A liquid crystal emulsifier is one that helps to create oil-in-water liquid crystal emulsions, which is a bilayered structure rather than just the round micelles we normally think of when we talk about emulsions. These are called lamellar gel networks.
This is what a lamellar gel network might look like. The yellow bits are the oil, the black spiky bits are emulsifier, and the white part is water. You can see that we have oil in the micelles with water around them, but there’s more emulsifier with more water around those micelles. That’s the lamellar gel network. It isn’t just as simple as having some bubbles/micelles floating in water.
They can hold more water in the structure, trapped between the layers, which can deliver more water and hold it longer on our skin. This may decrease transepidermal water loss, increase hydration, cause less disruption to our stratum corner, and may deliver actives such as cosmeceuticals and vitamins to our skin better. They can be more stable than those with spherical micelles.
The key is to combine these emulsifiers with structuring agents – fatty alcohols, fatty acids, glyceryl stearate, solid esters – to create more sturdy structures like those in the above diagram.
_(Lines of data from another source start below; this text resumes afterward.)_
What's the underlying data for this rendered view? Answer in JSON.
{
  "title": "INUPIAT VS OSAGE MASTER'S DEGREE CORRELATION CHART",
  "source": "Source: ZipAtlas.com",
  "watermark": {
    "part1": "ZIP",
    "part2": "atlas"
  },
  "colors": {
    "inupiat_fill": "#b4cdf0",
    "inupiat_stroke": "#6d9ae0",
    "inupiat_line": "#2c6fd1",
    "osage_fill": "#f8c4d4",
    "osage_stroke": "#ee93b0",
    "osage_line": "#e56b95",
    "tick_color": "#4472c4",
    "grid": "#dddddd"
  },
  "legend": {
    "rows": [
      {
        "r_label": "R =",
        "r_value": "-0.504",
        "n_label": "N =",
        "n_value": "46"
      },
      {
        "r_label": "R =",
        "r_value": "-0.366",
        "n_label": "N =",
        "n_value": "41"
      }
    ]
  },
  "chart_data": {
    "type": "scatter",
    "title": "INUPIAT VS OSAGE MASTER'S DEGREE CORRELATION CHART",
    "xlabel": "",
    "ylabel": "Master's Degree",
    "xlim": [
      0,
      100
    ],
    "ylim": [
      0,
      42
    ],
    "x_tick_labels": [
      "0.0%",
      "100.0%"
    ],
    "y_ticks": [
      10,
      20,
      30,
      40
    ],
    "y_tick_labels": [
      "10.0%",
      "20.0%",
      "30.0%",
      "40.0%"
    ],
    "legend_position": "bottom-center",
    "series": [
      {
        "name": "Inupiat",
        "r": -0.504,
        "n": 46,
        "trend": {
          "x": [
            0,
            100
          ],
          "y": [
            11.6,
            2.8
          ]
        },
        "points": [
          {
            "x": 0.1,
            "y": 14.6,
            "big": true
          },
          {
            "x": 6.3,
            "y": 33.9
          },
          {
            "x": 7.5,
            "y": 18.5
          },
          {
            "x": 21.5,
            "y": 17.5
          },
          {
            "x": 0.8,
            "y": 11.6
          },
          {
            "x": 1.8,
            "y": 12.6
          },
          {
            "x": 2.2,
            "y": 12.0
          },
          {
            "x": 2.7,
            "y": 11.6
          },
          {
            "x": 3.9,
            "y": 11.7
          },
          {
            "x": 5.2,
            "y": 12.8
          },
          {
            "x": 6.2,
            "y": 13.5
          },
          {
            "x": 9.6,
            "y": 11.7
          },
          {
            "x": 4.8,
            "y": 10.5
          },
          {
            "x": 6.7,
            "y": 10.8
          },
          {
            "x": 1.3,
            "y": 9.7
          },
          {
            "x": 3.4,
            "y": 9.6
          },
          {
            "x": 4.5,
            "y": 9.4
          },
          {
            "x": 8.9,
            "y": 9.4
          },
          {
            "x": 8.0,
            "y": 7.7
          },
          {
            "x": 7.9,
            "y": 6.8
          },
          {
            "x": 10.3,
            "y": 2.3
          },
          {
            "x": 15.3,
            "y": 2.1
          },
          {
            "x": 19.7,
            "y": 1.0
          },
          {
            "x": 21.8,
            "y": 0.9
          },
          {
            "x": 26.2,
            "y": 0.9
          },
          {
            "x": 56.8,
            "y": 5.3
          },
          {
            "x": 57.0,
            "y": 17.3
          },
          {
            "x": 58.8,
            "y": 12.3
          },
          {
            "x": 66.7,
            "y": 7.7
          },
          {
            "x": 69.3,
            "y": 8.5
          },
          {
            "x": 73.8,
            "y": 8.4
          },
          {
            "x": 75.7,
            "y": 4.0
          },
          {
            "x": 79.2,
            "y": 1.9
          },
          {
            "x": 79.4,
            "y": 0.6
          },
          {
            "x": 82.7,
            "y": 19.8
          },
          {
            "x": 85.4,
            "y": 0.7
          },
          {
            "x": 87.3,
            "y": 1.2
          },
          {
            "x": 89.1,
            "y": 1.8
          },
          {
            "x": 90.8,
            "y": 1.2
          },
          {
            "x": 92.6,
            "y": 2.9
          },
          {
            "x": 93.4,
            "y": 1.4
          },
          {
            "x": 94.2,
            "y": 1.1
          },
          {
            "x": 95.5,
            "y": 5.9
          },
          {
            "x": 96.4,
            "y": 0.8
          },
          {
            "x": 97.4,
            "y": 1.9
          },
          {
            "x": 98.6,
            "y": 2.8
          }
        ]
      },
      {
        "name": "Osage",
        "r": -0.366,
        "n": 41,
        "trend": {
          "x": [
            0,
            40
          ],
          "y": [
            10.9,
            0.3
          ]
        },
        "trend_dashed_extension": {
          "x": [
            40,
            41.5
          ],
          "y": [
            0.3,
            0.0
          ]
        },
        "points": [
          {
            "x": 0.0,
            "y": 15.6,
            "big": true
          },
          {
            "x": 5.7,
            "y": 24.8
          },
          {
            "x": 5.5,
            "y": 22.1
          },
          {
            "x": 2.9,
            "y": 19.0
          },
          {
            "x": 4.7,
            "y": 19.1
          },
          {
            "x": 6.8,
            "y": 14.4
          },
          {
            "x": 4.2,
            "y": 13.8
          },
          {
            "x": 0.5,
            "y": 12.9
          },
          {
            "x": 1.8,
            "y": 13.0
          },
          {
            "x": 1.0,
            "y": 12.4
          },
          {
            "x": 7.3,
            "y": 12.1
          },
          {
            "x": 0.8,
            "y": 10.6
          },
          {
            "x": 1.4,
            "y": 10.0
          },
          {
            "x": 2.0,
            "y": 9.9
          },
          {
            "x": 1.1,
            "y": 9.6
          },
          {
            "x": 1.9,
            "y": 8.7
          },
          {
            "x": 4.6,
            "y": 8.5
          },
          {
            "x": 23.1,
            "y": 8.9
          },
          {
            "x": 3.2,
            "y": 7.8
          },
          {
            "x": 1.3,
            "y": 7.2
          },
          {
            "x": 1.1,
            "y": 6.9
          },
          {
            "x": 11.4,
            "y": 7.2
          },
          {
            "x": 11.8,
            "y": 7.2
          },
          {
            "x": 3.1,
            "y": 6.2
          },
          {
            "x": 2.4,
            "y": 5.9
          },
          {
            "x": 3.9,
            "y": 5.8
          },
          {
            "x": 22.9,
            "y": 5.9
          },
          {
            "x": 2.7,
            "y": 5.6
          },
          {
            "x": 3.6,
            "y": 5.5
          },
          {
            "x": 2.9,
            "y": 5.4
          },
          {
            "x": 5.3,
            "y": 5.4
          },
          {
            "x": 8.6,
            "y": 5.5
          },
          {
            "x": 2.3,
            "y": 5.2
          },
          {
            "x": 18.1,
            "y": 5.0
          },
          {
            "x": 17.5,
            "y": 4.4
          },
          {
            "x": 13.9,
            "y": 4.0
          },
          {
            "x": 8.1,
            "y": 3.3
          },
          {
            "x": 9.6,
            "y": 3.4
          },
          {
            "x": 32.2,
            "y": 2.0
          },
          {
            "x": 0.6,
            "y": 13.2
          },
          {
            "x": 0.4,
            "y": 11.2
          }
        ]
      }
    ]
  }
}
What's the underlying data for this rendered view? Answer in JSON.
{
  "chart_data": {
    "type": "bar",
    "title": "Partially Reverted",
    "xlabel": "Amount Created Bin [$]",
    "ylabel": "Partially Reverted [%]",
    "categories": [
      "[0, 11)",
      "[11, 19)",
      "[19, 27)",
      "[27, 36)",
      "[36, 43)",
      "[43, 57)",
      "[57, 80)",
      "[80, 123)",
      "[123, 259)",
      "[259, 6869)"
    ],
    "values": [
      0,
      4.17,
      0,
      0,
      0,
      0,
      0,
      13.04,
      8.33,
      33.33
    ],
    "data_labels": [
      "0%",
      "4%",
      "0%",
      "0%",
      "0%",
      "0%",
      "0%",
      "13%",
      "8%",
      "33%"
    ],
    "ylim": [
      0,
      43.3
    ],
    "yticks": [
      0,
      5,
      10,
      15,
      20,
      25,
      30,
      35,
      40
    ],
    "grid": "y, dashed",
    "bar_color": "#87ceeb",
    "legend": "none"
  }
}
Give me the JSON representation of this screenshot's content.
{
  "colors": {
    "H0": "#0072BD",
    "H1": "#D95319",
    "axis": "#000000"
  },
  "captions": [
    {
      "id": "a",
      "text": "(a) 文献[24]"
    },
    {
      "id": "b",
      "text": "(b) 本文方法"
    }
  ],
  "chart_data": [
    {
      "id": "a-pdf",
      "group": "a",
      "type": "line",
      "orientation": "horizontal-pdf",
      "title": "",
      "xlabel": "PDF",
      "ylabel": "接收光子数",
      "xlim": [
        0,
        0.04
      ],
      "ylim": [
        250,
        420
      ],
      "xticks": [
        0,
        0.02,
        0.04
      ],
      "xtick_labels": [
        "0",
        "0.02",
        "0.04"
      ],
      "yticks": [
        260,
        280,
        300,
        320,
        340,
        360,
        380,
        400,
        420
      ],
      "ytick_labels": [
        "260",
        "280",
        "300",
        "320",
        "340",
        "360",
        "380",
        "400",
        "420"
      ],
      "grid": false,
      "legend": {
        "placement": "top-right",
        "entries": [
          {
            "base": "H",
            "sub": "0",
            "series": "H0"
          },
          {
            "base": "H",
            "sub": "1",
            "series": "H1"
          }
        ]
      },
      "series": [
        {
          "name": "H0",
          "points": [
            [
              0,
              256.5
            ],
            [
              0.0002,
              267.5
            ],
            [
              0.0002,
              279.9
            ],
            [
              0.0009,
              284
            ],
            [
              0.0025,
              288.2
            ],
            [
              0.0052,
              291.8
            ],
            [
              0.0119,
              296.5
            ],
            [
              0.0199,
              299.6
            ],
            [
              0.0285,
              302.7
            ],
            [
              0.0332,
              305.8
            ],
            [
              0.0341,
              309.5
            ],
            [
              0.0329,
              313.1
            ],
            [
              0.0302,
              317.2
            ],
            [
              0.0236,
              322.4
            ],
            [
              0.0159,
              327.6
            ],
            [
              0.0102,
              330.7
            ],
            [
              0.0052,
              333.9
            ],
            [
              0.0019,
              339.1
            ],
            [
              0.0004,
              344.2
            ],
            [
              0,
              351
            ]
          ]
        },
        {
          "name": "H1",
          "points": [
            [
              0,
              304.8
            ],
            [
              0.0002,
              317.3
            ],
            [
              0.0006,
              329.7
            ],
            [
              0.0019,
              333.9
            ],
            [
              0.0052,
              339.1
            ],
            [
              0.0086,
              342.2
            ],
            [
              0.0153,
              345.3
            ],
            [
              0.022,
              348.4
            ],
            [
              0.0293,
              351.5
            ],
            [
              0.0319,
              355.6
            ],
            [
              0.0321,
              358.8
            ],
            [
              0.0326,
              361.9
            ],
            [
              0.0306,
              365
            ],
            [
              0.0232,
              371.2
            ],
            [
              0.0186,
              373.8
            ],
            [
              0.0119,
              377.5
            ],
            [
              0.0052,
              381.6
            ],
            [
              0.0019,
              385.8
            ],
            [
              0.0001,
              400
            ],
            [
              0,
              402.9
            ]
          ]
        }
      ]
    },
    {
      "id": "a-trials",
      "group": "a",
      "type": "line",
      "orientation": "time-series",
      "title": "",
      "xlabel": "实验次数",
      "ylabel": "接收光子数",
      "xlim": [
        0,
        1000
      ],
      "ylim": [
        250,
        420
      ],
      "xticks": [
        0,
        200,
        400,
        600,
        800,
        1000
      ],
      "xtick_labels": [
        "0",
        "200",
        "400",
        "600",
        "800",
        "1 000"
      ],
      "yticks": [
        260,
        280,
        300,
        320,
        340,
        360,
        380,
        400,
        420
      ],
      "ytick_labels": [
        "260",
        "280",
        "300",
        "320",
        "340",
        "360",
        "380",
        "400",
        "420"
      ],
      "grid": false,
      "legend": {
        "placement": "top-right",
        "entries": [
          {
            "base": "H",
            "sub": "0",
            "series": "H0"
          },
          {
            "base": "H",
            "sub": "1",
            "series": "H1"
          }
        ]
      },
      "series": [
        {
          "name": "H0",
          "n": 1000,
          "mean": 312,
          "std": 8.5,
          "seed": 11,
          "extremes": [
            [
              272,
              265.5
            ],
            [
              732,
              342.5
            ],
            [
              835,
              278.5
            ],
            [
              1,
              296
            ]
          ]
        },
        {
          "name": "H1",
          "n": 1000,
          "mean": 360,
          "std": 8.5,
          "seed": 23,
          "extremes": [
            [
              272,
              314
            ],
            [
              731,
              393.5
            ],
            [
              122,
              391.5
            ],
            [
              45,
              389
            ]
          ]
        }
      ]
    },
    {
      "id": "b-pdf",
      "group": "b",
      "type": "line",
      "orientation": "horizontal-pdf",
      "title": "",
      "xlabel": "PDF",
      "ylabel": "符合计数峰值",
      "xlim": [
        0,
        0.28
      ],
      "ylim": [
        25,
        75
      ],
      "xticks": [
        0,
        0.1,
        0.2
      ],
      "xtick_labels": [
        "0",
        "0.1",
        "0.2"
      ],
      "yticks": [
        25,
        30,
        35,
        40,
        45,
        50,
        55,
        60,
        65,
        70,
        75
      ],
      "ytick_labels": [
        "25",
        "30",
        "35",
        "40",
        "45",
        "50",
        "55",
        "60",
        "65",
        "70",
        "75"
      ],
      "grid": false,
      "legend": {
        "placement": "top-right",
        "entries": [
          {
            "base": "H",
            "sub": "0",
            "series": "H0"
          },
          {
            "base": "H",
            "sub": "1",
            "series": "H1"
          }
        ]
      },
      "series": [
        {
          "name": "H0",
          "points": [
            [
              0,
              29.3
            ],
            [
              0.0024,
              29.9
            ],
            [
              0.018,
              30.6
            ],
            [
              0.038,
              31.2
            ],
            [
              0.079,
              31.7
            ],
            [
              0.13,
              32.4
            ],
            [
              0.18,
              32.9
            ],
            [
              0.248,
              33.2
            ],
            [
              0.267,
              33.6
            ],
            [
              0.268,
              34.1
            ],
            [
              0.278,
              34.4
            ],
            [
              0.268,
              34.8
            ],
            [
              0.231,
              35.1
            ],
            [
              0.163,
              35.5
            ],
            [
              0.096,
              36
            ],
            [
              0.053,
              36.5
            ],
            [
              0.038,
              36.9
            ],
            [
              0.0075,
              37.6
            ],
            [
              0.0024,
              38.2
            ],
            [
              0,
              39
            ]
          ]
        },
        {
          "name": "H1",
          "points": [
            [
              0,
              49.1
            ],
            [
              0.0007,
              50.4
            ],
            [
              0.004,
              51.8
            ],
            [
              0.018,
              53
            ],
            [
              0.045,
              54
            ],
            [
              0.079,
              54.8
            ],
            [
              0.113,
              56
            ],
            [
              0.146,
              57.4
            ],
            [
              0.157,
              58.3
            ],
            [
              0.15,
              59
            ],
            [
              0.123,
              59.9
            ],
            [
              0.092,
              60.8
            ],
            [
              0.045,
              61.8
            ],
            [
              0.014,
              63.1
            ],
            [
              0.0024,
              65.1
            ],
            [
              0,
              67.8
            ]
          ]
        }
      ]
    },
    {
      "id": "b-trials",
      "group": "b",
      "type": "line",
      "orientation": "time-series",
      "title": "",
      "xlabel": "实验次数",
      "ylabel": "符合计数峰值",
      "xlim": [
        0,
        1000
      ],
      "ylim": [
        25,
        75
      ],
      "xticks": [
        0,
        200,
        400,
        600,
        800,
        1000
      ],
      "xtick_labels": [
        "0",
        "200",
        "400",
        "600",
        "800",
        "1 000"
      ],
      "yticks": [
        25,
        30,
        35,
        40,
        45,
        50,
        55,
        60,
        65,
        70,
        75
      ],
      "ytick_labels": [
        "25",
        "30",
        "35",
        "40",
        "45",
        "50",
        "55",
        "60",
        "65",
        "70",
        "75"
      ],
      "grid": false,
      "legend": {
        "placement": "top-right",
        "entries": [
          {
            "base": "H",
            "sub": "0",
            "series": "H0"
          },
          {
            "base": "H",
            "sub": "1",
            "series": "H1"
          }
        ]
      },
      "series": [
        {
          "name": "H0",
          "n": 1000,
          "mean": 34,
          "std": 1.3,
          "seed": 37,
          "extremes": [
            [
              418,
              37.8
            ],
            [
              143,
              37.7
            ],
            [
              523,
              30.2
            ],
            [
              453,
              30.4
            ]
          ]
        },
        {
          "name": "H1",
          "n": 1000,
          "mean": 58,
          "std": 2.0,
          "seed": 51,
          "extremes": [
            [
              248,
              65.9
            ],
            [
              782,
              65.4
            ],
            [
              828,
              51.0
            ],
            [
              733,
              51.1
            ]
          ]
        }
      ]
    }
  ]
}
So when we’re using these types of emulsifiers, if they don’t have a structuring agent, we’ll want to add one.
Learn more about fatty alcohols – cetearyl alcohol, cetyl alcohol, behenyl alcohol, and other alcohols – as well as other structuring agents in the fatty alcohol section of the emollients section of the blog.
There are other properties to consider – melting point of the ingredients, the hardness of the rings that are created, hydrogen bonding with the water in the rings, the proportion of emulsifier to structuring agent – but we’ll get into that in the extended series.